Lebih Hebat Aku atau Mantanmu?

“Padma, ada Badai di bawah.”

Padma yang baru saja membuka pintu kamarnya untuk sang ibu langsung menatap perempuan paruh baya tersebut dengan tak percaya. “Badai?”

“Iya, pacar kamu.” Walaupun sudah ratusan kali dibilang kalau ia dan Badai masih di tahaop ‘pendekatan’, bagi sang ibu tetap saja lebih mudah menyebut Badai sebagai pacar Padma. “Buruan gih, ganti baju yang sopan dikit buat ketemu Badai.”

Padma menunduk untuk menatap pakaian yang ia kenakan—celana pendek lima senti di atas lutut dan kaos universitasnya yang sudah lusuh tapi nyaman untuk dipakai.

Hari ini adalah hari Jumat dan ia baru saja pulang dari kantor, berharap bisa me time dengan nonton N*****x sampai malam.

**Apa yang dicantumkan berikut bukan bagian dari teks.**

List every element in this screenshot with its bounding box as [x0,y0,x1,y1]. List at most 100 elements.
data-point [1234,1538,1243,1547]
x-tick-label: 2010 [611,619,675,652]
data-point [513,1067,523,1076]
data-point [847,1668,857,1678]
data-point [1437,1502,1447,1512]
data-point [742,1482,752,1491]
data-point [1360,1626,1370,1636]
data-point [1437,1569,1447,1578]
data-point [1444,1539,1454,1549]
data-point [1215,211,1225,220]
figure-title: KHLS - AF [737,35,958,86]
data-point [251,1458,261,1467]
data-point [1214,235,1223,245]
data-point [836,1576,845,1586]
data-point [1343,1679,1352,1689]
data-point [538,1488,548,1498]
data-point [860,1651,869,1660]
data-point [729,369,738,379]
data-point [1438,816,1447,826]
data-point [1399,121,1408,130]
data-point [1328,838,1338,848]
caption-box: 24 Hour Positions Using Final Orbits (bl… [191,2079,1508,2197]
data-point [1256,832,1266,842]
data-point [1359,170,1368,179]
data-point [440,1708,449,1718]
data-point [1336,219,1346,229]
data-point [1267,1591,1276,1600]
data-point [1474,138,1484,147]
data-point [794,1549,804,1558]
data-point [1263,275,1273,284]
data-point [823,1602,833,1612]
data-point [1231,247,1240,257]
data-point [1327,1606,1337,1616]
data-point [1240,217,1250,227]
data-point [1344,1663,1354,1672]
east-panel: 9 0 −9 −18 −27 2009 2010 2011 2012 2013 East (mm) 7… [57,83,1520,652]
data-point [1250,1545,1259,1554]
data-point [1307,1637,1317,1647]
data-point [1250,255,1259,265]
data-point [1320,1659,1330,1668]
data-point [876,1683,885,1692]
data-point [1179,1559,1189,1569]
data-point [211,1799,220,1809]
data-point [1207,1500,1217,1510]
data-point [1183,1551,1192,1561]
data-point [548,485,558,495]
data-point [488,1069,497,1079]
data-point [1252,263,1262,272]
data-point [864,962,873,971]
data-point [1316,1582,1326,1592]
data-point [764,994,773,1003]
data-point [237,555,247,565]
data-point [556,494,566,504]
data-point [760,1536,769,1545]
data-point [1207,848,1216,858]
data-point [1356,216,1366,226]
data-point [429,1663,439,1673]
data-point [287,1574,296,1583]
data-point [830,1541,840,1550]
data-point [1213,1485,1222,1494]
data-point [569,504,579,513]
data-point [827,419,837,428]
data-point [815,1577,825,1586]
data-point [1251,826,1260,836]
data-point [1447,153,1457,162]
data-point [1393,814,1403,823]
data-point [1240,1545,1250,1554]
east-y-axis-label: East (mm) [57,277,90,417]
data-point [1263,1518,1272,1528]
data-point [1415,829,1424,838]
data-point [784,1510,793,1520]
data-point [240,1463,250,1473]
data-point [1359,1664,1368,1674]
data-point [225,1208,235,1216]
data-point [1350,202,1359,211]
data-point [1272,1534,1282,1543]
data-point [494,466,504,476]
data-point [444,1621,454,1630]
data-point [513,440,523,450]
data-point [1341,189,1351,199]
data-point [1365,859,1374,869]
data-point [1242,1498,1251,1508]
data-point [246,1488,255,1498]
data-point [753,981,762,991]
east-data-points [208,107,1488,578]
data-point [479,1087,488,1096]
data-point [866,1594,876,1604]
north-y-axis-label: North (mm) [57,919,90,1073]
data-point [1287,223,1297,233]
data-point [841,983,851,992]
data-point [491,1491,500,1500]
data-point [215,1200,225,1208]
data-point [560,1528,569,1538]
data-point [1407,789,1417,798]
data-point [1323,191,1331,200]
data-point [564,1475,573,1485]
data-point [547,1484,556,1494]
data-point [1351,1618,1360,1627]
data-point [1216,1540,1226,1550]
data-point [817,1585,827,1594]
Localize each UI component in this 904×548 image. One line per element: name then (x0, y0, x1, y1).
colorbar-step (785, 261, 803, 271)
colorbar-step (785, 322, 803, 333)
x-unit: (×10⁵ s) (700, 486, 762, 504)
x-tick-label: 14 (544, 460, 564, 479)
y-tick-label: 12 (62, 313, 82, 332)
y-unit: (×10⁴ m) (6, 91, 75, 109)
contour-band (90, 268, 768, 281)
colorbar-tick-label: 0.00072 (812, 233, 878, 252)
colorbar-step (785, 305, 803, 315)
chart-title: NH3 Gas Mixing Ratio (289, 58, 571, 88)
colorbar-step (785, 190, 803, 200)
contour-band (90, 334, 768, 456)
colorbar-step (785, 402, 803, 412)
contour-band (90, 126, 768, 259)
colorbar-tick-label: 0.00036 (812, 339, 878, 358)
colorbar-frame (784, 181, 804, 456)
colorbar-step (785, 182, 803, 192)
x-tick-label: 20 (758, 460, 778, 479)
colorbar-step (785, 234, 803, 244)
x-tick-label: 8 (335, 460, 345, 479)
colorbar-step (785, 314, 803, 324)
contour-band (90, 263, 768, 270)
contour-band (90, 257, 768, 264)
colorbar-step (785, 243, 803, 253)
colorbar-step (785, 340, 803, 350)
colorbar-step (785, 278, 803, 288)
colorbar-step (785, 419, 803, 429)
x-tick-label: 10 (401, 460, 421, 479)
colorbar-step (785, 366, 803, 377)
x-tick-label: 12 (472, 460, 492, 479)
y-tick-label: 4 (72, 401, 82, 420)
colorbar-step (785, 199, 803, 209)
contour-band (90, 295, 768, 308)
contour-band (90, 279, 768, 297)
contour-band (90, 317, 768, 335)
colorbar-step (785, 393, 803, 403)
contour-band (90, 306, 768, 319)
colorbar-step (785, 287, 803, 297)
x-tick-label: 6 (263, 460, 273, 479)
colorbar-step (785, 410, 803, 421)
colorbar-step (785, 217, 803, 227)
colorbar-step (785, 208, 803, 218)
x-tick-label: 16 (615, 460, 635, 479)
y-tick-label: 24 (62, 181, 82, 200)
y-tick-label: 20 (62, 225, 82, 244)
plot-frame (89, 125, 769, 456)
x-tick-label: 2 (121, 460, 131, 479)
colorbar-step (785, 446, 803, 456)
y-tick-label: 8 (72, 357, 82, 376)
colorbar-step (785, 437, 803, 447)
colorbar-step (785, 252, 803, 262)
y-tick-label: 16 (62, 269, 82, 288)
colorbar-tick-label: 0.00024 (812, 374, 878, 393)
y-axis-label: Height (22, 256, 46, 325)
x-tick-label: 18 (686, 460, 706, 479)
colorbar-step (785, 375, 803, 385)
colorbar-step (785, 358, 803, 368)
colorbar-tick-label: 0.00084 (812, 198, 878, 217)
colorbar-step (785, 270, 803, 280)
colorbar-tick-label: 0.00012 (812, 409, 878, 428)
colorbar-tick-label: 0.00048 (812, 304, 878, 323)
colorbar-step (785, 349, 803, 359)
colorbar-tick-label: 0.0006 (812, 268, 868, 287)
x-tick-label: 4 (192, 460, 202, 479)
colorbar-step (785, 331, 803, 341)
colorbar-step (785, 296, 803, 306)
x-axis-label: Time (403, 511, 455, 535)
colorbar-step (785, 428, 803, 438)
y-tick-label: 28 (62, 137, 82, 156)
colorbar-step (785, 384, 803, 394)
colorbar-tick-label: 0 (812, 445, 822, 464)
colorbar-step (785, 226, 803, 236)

“Ketemu Badai doang kan? Begini ajalah.” Padma berdecak pelan. Baru juga lima hari yang lalu mereka memberi tahu para orangtua mengenai keputusan mereka, tapi Badai sudah gencar datang ke rumahnya ‘selayaknya’ calon suami sungguhan.

“Padma….”

“Ma, dia kan calon suami aku….” Padma rasanya mau muntah saat mengatakan kalau Badai adalah calon suaminya. “Jadi ya dia mesti terima aku apa adanya dong. Nggak mungkin aku temuin dia di rumah perlu ganti pakai gaun dan makeup kan?”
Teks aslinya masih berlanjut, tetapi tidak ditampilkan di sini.